The Aussie dollar didn’t react to the worries of the stock market last week, indeed it gained strength both against the US dollar and across the board. It appears that global investors, wary of a US default, have once again begun to park their money in the Aussie dollar and Australian dollar assets as it takes on the role of “safe harbour” once again.
But the notion of safe harbour also assumes that the Aussie dollar will fall again once the US shutdown ends and once the debt ceiling is resolved.
However the price action in the Aussie over the past 24 hours looks like a run higher might be on the cards.
So who better to ask than well-known Aussie Dollar bull, Clifford Bennett from Investor Unity, for his thoughts.
Bennett told BI:
The fact that it has proven the majority wrong and continued to push higher is a testament to the fact that we a part of Asia, and Asia in general, particularly China, continues to be very well managed economically. In recent years we under-performed by any measure of the domestic economy, but strong export demand lead by China saved the day. Now with a fresh spring in the step of most Australian business managers and investors post federal election, combined with continued strong resource demand as always forecast here, there are rather solid foundations for my predicted move back to parity and beyond.
From a positioning point of view Bennett is dead right. If traders expect an asset to fall then they sell it short in the hope of buying it back cheaper at some point in the future. But there is a pain point that once the asset trades above they will close their position, by buying, which further propels the price higher.
That level in the Aussie dollar looks like it is 95.2c
A short time ago (11.13am AEDT) the Aussie was at 95.14c.

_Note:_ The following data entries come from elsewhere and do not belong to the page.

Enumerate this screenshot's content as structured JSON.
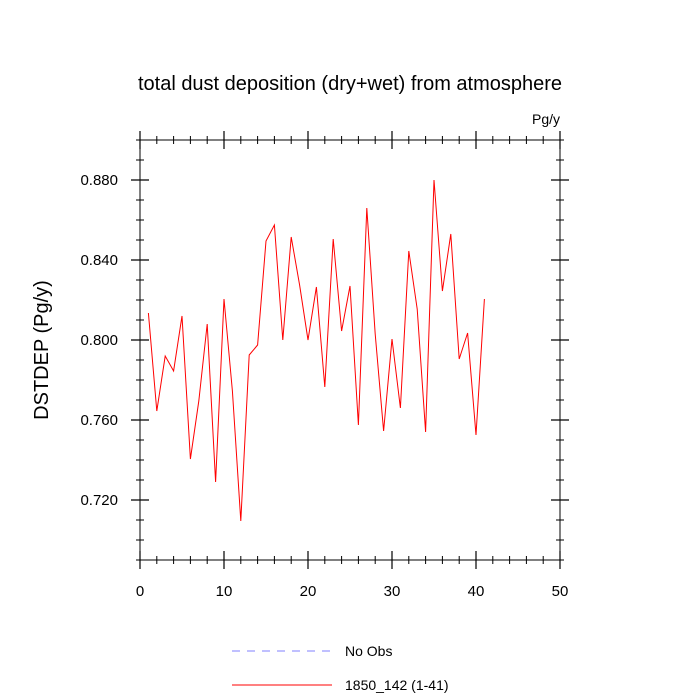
{
  "chart_data": {
    "type": "line",
    "title": "total dust deposition (dry+wet) from atmosphere",
    "units": "Pg/y",
    "ylabel": "DSTDEP  (Pg/y)",
    "xlabel": "",
    "xlim": [
      0,
      50
    ],
    "ylim": [
      0.69,
      0.9
    ],
    "xticks": [
      0,
      10,
      20,
      30,
      40,
      50
    ],
    "xtick_labels": [
      "0",
      "10",
      "20",
      "30",
      "40",
      "50"
    ],
    "yticks": [
      0.72,
      0.76,
      0.8,
      0.84,
      0.88
    ],
    "ytick_labels": [
      "0.720",
      "0.760",
      "0.800",
      "0.840",
      "0.880"
    ],
    "grid": false,
    "legend_position": "bottom",
    "series": [
      {
        "name": "No Obs",
        "color": "#8080ff",
        "style": "dashed",
        "x": [],
        "values": []
      },
      {
        "name": "1850_142 (1-41)",
        "color": "#ff0000",
        "style": "solid",
        "x": [
          1,
          2,
          3,
          4,
          5,
          6,
          7,
          8,
          9,
          10,
          11,
          12,
          13,
          14,
          15,
          16,
          17,
          18,
          19,
          20,
          21,
          22,
          23,
          24,
          25,
          26,
          27,
          28,
          29,
          30,
          31,
          32,
          33,
          34,
          35,
          36,
          37,
          38,
          39,
          40,
          41
        ],
        "values": [
          0.8135,
          0.7645,
          0.792,
          0.7845,
          0.812,
          0.7405,
          0.7695,
          0.808,
          0.729,
          0.8205,
          0.7745,
          0.7095,
          0.7925,
          0.7975,
          0.8495,
          0.8575,
          0.8,
          0.8515,
          0.8275,
          0.8,
          0.8265,
          0.7765,
          0.8505,
          0.8045,
          0.827,
          0.7575,
          0.866,
          0.803,
          0.7545,
          0.8005,
          0.766,
          0.8445,
          0.8155,
          0.754,
          0.88,
          0.8245,
          0.853,
          0.7905,
          0.8035,
          0.7525,
          0.8205
        ]
      }
    ]
  }
}
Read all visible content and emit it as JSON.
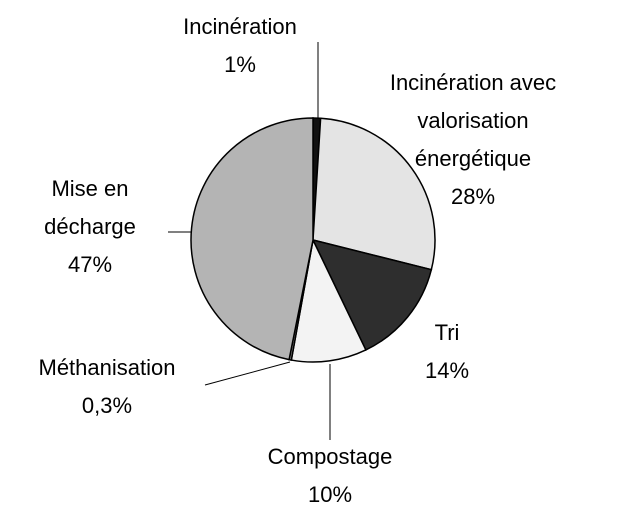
{
  "chart_data": {
    "type": "pie",
    "categories": [
      "Incinération",
      "Incinération avec valorisation énergétique",
      "Tri",
      "Compostage",
      "Méthanisation",
      "Mise en décharge"
    ],
    "values": [
      1,
      28,
      14,
      10,
      0.3,
      47
    ],
    "value_labels": [
      "1%",
      "28%",
      "14%",
      "10%",
      "0,3%",
      "47%"
    ],
    "colors": [
      "#111111",
      "#e4e4e4",
      "#2e2e2e",
      "#f3f3f3",
      "#808080",
      "#b4b4b4"
    ]
  }
}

Longer term he remains very bullish which will, if it comes true, be a big shock to corporate Australia and the federal Government’s budgetary position.
Short term the AUD is a bargain if seen in the low 94 cent region, but is more likely already on its way to 97-98 cents. Above parity remains my call by year end. Next Year the risk is significantly higher. Overall the math remains quite simple, 23 million people sitting on the world’s wealthiest pile of rocks, and 2 billion people want those rocks. In terms of global financial market forecasting, it doesn’t get any more straight forward.
The Australian dollar float has always worked in favour of the RBA’s policy and toward economic stabilisation for the Australian economy. Something has changed since 2009 and that something increasingly looks like China and our AAA rating which remains rock solid.